A falha do arquivo de estado ficar corrompido tem nada a ver (ou muito pouco a ver) com a segurança do código. Já estamos numa época onde é possível atualizar os arquivos de forma atômica, então o problema passa a ser “como eu mantenho o arquivo de estado de forma íntegra mesmo durante uma atualização”? Não tenho conhecimento de muitos gerenciadores de pacotes, mas no gentoo eu jamais vi o sistema entrar em um problema desse tipo. Obviamente a resolução de dependências é muito mais lenta, até pelo gerenciador ser feito em python, mas aí entra prioridades de programação: Até que ponto a velocidade da resolução/instalação é mais importante do que evitar que o gerenciador de pacotes entre em estado de inconsistência?
E se for esse mesmo o problema (manter consistência do arquivo de estado), seria possível resolver em C++? Seria possível resolver mantendo a atual lógica? Eu imagino que seria sim possível, mas seria mais fácil resolver a questão em Rust?
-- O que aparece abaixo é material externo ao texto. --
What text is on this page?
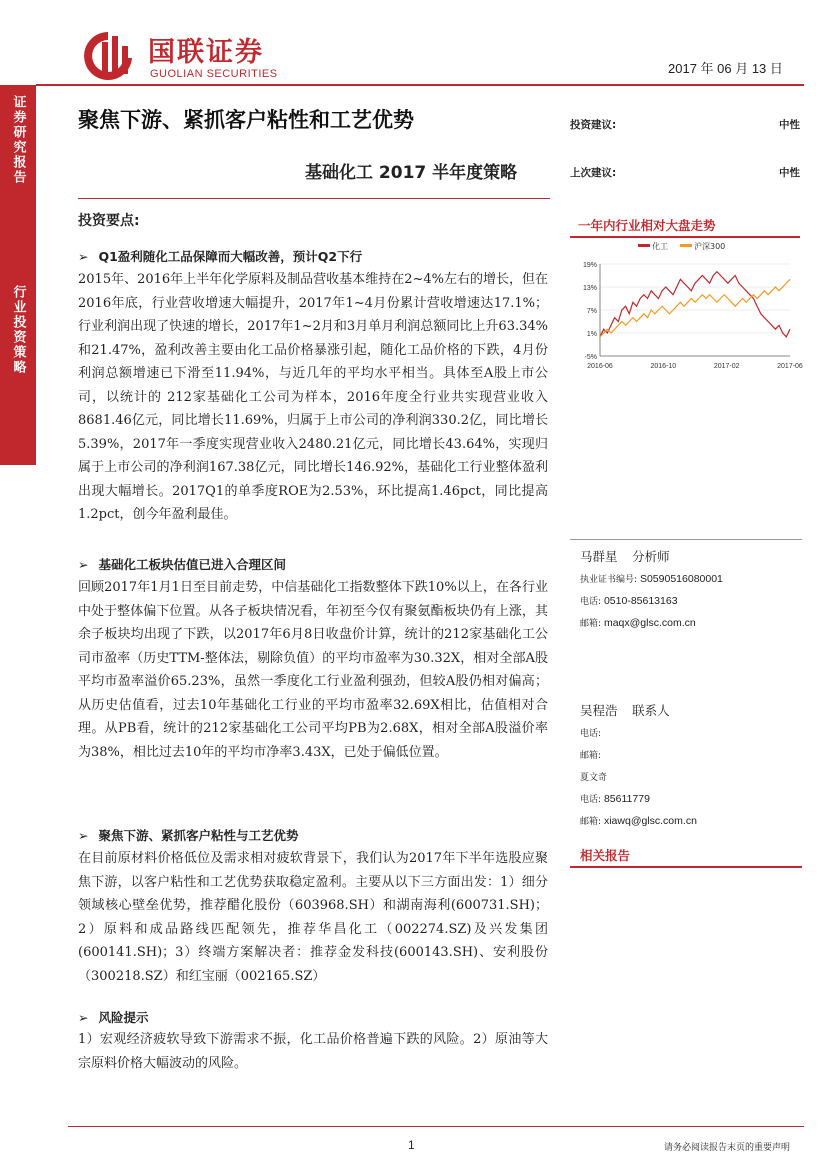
国联证券
GUOLIAN SECURITIES	2017 年 06 月 13 日
证券研究报告
行业投资策略
聚焦下游、紧抓客户粘性和工艺优势
基础化工 2017 半年度策略
投资建议:	中性
上次建议:	中性
投资要点:
➢ Q1盈利随化工品保障而大幅改善，预计Q2下行

2015年、2016年上半年化学原料及制品营收基本维持在2~4%左右的增长，但在2016年底，行业营收增速大幅提升，2017年1~4月份累计营收增速达17.1%；行业利润出现了快速的增长，2017年1~2月和3月单月利润总额同比上升63.34%和21.47%，盈利改善主要由化工品价格暴涨引起，随化工品价格的下跌，4月份利润总额增速已下滑至11.94%，与近几年的平均水平相当。具体至A股上市公司，以统计的 212家基础化工公司为样本，2016年度全行业共实现营业收入8681.46亿元，同比增长11.69%，归属于上市公司的净利润330.2亿，同比增长5.39%，2017年一季度实现营业收入2480.21亿元，同比增长43.64%，实现归属于上市公司的净利润167.38亿元，同比增长146.92%，基础化工行业整体盈利出现大幅增长。2017Q1的单季度ROE为2.53%，环比提高1.46pct，同比提高1.2pct，创今年盈利最佳。

➢ 基础化工板块估值已进入合理区间

回顾2017年1月1日至目前走势，中信基础化工指数整体下跌10%以上，在各行业中处于整体偏下位置。从各子板块情况看，年初至今仅有聚氨酯板块仍有上涨，其余子板块均出现了下跌，以2017年6月8日收盘价计算，统计的212家基础化工公司市盈率（历史TTM-整体法，剔除负值）的平均市盈率为30.32X，相对全部A股平均市盈率溢价65.23%，虽然一季度化工行业盈利强劲，但较A股仍相对偏高；从历史估值看，过去10年基础化工行业的平均市盈率32.69X相比，估值相对合理。从PB看，统计的212家基础化工公司平均PB为2.68X，相对全部A股溢价率为38%，相比过去10年的平均市净率3.43X，已处于偏低位置。

➢ 聚焦下游、紧抓客户粘性与工艺优势

在目前原材料价格低位及需求相对疲软背景下，我们认为2017年下半年选股应聚焦下游，以客户粘性和工艺优势获取稳定盈利。主要从以下三方面出发：1）细分领域核心壁垒优势，推荐醋化股份（603968.SH）和湖南海利(600731.SH)；2）原料和成品路线匹配领先，推荐华昌化工（002274.SZ)及兴发集团(600141.SH)；3）终端方案解决者：推荐金发科技(600143.SH)、安利股份（300218.SZ）和红宝丽（002165.SZ）

➢ 风险提示

1）宏观经济疲软导致下游需求不振，化工品价格普遍下跌的风险。2）原油等大宗原料价格大幅波动的风险。

一年内行业相对大盘走势
化工	沪深300
19%
13%
7%
1%
-5%
2016-06	2016-10	2017-02	2017-06
马群星 分析师
执业证书编号: S0590516080001
电话: 0510-85613163
邮箱: maqx@glsc.com.cn
吴程浩 联系人
电话:
邮箱:
夏文奇
电话: 85611779
邮箱: xiawq@glsc.com.cn
相关报告
1	请务必阅读报告末页的重要声明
In particular, our code to parse .deb, .ar, .tar, and the
HTTP signature verification code would strongly benefit
from memory safe languages and a stronger approach to
unit testing.
Na prática, são objetivos bem conservadores e realistas. Por exemplo, um dos objetivos, eliminar casos como CVE-2015-0860, CVE-2020-27350, CVE-2020-3810. E não é só o APT que sofre com isso, por exemplo: CVE-2024-20697.
Estamos falando de uma etapa (parsing) que gera insumos que serão executados com privilégio root (scripts de mantenedor, etc). Historicamente, esse tipo de parsing de fronteira é uma fonte relevante de bugs severos, especialmente na classe RCE, e muitos dos casos caem na família de erros de corrupção de memória.
update: Havia sugerido CVE-2019-3462 e CVE-2022-1664 como exemplo, mas estes caem na família de erros de lógica de negócio. Adicionei alguns outros exemplos que encontrei e se enquadram.
Os objetivos são bem simples mesmo, o principal deles, é evitar erros de corrupção de memória no APT.
Honestamente, hoje em dia não é nada fácil explorar corrupção de memória para rodar código malicioso, mas meramente provocar falhas em atualizações ou fazer o APT consumir quase toda a RAM, já é um problema bastante desagradável.
Às vezes pensamos apenas no caso mais tipico de uso que vemos aqui, um usuário de computador, mas o APT pode estar rodando em uma geladeira inteligente, ou em um contêiner importante por aí. A atualização falhar em casos assim é um problema mais complexo.
E sendo criativo, alguém malicioso, por qualquer que seja o motivo, pode gerar todo tipo de dor de cabeça, explorar a falha para entupir a memória RAM, ou a memória persistente do aparelho.
Enfim, melhor não ter erros de corrupção de memória.